Como suceden en espacios de tiempo lo suficientemente separados, y en lugares tan diferentes, parece que nos olvidemos de una vez a la siguiente de la importancia de los fenómenos sísmicos en la vida de muchas personas. Las dos últimas navidades se han visto marcadas por dos desastres sísmicos sin precedentes para nuestra generación. En diciembre de 2003 se derrumba Bam, una preciosa ciudad fortificada en Irán, tras sufrir un terremoto de 6.7 grados en la escala de Richter. Más de 40000 personas perdieron la vida bajo los escombros de sus casas de barro. Este año la noticia por todos conocida es el maremoto del sureste asiático que todavía no nos ha dado un balance final de víctimas.
Las zonas que sufren movimientos sísmicos con mayor frecuencia son aquellas próximas a los bordes de las placas tectónicas. Estas placas se solapan unas a otras para cubrir la superficie terrestre dejando bajo ellas el magma incandescente. Como norma general, se puede decir que las placas oceánicas solidifican magma en las zonas más profundas del océano, desplazando lateralmente las placas hasta que acaban por volver a deslizarse hacia el magma cuando fuerzan su entrada por debajo de las placas terrestres. Este forcejeo entre placas es el que produce de forma local un terremoto. Una teoría que llegara a la esencia del asunto necesitaría conocer cómo resisten el empuje y se deforman capas que ocupan medio océano, cómo rozan con otras capas y cuándo alcanzan el límite de tensión antes de desplomarse. Todavía estamos lejos de saber todo esto. Al mirar un mapa histórico de los distintos terremotos de una zona, nos parece que el fenómeno sea aleatorio. Lo mismo sucede con las erupciones volcánicas. A lo largo del tiempo aparece una aquí, otra allí… como si fuera al antojo del Creador. Se cree que hay más que azar detrás de estos fenómenos, pero todavía no ha cuajado una teoría que aunque no nos avise del momento exacto, al menos nos indique la probabilidad de que suceda en un intervalo de tiempo determinado.
Con los maremotos, el temblor se produce bajo el agua, provocando perturbación que se propaga a la superficie del mar, y radialmente hacia las costas. Mientras está en alta mar, la velocidad de propagación es de unos 500km/h, y la amplitud de la ola es corta hasta el punto de que los barcos en alta mar apenas la perciben. Cuando la propagación se aproxima a las costas, estas dos magnitudes se invierten: La velocidad decrece hasta los 50km/h, y la amplitud de la ola aumenta hasta las decenas de metros, rompiendo con violencia en la costa.

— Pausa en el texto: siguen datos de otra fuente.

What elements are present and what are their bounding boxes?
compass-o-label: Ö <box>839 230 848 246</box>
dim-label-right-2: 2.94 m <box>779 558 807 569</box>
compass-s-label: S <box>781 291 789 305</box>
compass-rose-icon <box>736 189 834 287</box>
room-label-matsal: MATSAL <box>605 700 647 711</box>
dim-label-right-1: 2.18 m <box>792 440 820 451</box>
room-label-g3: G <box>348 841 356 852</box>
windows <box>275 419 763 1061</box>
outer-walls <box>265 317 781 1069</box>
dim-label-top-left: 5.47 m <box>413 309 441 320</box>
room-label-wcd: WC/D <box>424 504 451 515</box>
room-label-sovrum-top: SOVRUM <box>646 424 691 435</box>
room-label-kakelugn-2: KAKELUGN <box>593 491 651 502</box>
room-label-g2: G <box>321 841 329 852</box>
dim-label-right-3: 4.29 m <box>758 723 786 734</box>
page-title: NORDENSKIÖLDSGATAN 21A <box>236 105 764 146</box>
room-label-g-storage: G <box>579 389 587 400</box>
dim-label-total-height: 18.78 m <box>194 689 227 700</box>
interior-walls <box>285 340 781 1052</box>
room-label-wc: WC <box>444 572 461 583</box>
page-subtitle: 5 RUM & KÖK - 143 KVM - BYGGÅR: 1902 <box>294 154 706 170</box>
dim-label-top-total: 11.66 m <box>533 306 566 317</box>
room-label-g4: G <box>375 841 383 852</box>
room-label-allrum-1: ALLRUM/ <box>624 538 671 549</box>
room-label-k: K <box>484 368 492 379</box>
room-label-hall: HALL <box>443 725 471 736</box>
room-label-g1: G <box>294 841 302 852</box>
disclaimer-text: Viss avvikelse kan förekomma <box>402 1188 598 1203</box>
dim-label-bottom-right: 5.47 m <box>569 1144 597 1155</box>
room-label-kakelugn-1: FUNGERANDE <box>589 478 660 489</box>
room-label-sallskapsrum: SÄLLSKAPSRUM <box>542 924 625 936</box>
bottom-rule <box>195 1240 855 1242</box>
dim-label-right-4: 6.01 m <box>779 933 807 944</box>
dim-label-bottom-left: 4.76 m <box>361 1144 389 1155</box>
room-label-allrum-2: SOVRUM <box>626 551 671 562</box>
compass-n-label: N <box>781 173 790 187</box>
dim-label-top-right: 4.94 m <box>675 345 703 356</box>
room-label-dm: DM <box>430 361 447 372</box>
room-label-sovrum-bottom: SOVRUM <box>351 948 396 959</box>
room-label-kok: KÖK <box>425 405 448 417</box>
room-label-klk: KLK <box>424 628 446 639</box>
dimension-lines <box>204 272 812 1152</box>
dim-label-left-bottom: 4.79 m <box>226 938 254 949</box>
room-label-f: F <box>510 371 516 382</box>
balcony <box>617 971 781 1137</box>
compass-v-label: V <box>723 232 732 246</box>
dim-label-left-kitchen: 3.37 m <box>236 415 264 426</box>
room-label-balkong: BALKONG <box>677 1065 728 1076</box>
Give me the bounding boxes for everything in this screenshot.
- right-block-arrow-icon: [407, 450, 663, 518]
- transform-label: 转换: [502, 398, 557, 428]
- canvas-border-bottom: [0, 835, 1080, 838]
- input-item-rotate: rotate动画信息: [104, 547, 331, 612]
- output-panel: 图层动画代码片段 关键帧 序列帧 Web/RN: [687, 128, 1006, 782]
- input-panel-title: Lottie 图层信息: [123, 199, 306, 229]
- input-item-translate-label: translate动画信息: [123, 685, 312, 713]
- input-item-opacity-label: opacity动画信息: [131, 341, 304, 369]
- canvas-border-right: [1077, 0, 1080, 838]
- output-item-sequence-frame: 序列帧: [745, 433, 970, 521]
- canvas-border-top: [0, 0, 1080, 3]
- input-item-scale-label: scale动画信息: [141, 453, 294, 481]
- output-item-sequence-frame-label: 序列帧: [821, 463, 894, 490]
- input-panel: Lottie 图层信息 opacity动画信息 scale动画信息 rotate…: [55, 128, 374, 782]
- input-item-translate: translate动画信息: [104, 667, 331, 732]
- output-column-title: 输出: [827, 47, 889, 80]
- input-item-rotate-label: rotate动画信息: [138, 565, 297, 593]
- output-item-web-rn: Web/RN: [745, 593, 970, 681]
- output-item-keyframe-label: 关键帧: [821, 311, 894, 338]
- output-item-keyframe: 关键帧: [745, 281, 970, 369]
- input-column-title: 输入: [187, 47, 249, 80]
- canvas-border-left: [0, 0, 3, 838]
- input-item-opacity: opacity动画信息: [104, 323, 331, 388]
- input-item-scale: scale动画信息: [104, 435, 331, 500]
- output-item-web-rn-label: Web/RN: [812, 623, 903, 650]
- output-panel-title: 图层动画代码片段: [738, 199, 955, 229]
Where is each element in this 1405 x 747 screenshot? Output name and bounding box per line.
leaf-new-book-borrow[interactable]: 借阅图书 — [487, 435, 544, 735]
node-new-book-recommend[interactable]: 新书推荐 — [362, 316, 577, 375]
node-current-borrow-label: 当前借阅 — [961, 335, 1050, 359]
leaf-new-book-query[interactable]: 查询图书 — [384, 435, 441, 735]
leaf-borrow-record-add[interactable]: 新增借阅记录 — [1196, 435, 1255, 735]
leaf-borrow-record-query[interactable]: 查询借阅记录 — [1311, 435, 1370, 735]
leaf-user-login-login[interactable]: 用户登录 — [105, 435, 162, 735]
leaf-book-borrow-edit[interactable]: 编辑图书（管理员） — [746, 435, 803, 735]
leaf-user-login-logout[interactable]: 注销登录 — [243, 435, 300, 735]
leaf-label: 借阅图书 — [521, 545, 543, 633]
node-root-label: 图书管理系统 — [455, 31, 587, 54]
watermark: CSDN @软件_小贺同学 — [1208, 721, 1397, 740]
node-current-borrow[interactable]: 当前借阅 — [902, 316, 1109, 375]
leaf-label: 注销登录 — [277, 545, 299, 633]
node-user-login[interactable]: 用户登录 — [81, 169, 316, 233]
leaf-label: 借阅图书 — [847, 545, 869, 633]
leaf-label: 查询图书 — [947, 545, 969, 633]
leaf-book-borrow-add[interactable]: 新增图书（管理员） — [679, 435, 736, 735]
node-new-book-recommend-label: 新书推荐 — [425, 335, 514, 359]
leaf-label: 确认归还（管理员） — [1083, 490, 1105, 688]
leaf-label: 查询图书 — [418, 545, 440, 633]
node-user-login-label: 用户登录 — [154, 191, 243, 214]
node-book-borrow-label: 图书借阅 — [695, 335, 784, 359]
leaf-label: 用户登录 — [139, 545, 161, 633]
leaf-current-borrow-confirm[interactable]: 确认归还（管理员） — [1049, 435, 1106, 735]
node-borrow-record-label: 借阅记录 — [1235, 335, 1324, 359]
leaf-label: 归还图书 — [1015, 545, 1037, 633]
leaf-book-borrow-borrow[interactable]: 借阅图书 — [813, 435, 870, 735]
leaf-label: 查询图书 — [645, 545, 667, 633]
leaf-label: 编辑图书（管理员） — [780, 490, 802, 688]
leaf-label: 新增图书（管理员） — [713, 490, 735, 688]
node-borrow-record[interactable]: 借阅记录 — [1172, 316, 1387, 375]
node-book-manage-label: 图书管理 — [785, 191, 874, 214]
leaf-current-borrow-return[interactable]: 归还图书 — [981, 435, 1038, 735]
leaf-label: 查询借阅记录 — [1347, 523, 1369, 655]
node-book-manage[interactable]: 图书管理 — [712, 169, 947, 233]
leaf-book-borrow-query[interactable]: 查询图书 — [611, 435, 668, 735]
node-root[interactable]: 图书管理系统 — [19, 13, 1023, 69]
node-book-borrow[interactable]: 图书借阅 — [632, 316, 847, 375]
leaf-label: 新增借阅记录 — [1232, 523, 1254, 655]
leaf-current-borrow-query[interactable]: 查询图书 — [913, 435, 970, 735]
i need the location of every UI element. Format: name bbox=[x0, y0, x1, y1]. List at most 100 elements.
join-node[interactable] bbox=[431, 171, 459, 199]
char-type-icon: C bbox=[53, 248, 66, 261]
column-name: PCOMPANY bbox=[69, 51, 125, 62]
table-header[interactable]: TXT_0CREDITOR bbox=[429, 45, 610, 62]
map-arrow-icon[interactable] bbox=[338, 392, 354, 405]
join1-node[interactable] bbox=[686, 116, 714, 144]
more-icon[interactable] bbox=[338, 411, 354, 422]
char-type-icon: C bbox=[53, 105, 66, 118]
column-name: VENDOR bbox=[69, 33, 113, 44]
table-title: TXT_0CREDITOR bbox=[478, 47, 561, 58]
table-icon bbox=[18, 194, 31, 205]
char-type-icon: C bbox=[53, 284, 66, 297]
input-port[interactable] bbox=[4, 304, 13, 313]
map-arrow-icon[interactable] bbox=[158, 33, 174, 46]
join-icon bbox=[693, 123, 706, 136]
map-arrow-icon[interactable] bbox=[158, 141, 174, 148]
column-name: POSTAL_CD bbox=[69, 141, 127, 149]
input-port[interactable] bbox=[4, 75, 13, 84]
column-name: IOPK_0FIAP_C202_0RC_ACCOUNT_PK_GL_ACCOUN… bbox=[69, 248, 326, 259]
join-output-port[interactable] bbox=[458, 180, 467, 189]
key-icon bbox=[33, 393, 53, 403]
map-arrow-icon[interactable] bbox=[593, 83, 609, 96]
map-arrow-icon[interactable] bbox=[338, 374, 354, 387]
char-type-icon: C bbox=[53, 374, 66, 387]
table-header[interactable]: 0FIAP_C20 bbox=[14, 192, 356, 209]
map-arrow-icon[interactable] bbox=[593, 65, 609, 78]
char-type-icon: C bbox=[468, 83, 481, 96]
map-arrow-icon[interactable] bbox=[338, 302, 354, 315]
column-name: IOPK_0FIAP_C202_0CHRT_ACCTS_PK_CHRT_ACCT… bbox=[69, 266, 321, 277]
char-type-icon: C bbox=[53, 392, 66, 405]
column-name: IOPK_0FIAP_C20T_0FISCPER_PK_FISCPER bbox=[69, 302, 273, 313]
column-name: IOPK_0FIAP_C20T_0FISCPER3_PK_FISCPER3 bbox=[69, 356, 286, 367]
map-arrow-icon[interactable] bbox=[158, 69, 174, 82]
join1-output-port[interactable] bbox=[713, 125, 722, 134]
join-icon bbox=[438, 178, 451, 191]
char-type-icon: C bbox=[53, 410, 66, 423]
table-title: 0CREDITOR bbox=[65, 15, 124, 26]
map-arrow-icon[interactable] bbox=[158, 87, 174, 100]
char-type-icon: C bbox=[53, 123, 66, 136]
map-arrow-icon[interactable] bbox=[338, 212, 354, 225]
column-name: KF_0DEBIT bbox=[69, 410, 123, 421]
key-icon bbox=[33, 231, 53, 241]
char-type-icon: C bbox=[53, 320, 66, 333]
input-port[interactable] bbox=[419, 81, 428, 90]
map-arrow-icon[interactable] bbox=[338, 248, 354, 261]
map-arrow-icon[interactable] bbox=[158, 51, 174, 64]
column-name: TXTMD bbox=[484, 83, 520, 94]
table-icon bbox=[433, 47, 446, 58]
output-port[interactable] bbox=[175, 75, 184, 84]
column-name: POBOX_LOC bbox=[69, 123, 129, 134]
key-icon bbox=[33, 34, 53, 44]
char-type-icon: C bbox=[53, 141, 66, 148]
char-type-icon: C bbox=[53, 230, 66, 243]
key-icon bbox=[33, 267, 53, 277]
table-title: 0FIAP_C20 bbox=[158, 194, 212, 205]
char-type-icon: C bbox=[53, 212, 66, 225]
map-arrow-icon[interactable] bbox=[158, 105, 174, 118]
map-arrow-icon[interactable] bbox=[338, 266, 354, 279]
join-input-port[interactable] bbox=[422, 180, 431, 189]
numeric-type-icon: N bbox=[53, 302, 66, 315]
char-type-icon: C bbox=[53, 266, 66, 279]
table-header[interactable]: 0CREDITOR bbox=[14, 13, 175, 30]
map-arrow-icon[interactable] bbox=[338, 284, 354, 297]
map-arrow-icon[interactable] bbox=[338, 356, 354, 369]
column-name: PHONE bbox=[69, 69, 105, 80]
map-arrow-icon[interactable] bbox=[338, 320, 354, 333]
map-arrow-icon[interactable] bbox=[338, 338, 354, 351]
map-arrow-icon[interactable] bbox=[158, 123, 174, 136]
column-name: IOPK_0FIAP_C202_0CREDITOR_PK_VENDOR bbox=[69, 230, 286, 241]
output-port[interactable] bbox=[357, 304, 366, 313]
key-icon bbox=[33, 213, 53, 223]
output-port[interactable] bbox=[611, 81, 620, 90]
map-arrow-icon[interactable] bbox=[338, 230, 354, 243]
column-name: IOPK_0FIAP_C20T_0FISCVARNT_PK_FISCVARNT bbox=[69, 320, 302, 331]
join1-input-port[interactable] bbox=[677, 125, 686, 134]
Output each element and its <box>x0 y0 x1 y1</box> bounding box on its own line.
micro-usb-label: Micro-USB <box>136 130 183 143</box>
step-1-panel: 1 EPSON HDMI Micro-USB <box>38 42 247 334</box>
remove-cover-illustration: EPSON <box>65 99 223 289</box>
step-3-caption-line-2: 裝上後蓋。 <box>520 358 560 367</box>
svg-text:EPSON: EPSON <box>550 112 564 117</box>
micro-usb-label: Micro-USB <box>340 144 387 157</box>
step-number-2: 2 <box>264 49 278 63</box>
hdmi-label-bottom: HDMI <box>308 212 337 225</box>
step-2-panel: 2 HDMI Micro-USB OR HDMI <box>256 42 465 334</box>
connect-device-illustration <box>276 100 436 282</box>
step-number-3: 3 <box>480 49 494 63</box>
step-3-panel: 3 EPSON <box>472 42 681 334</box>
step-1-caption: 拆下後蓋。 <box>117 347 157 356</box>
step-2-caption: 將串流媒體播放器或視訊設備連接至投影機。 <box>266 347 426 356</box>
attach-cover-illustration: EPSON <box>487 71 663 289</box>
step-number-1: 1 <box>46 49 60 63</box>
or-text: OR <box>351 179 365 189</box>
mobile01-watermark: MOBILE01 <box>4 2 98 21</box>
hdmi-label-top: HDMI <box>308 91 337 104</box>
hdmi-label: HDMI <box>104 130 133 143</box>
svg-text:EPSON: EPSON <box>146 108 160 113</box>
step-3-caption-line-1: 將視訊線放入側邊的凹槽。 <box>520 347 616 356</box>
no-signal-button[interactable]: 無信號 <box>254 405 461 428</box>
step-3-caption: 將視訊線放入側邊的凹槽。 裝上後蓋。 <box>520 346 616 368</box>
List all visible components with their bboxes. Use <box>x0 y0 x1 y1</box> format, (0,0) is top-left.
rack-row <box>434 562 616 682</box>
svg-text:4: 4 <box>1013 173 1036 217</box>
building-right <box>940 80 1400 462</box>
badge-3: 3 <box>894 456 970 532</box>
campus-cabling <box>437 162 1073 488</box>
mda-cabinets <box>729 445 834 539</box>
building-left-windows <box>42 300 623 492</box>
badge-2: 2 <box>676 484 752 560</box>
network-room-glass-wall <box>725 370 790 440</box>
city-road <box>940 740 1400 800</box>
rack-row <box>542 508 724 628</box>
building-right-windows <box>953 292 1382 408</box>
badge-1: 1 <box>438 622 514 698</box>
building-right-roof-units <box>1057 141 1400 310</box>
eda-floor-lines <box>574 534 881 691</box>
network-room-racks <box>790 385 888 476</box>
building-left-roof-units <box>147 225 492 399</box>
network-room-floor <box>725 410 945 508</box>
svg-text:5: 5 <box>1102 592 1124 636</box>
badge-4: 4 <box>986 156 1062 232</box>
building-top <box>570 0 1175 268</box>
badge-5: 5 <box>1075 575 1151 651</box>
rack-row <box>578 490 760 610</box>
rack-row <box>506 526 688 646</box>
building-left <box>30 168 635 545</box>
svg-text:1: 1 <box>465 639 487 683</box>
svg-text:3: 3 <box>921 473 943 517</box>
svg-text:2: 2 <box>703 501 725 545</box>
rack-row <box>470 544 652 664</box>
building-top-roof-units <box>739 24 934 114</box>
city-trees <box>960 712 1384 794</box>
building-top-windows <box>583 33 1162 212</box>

Antes del reciente desastre, el único país que había tomado medidas de prevención era Estados Unidos, con boyas y sistemas de detección suspendidos en el agua a 5km de profundidad. Distribuyeron estos carísimos aparatos por zonas profundas cercanas a Alaska y California. Ahora los gobiernos de los países afectados por el reciente maremoto quieren montar un sistema semejante, que dé aviso de sirena por todas las playas a tiempo para que la gente se ponga a salvo en zonas más elevadas, o más al interior. Los satélites también pueden hacer su parte, detectando leves cambios en la reflexión de la luz sobre el océano, y tal vez en el futuro, detectando cambios de presión en el agua.
El resto dependerá siempre de los ciudadanos, que deben tratar este fenómeno como inevitable. Plantear una arquitectura y una distribución urbanística acorde con este fenómeno, y realizar simulacros de evacuación de costas son medidas imprescindibles para hacer una prevención efectiva. Más información y nuevas tecnologías nos irán ayudando a convivir con la cara más dura de nuestro querido planeta. Todavía queda mucho por hacer.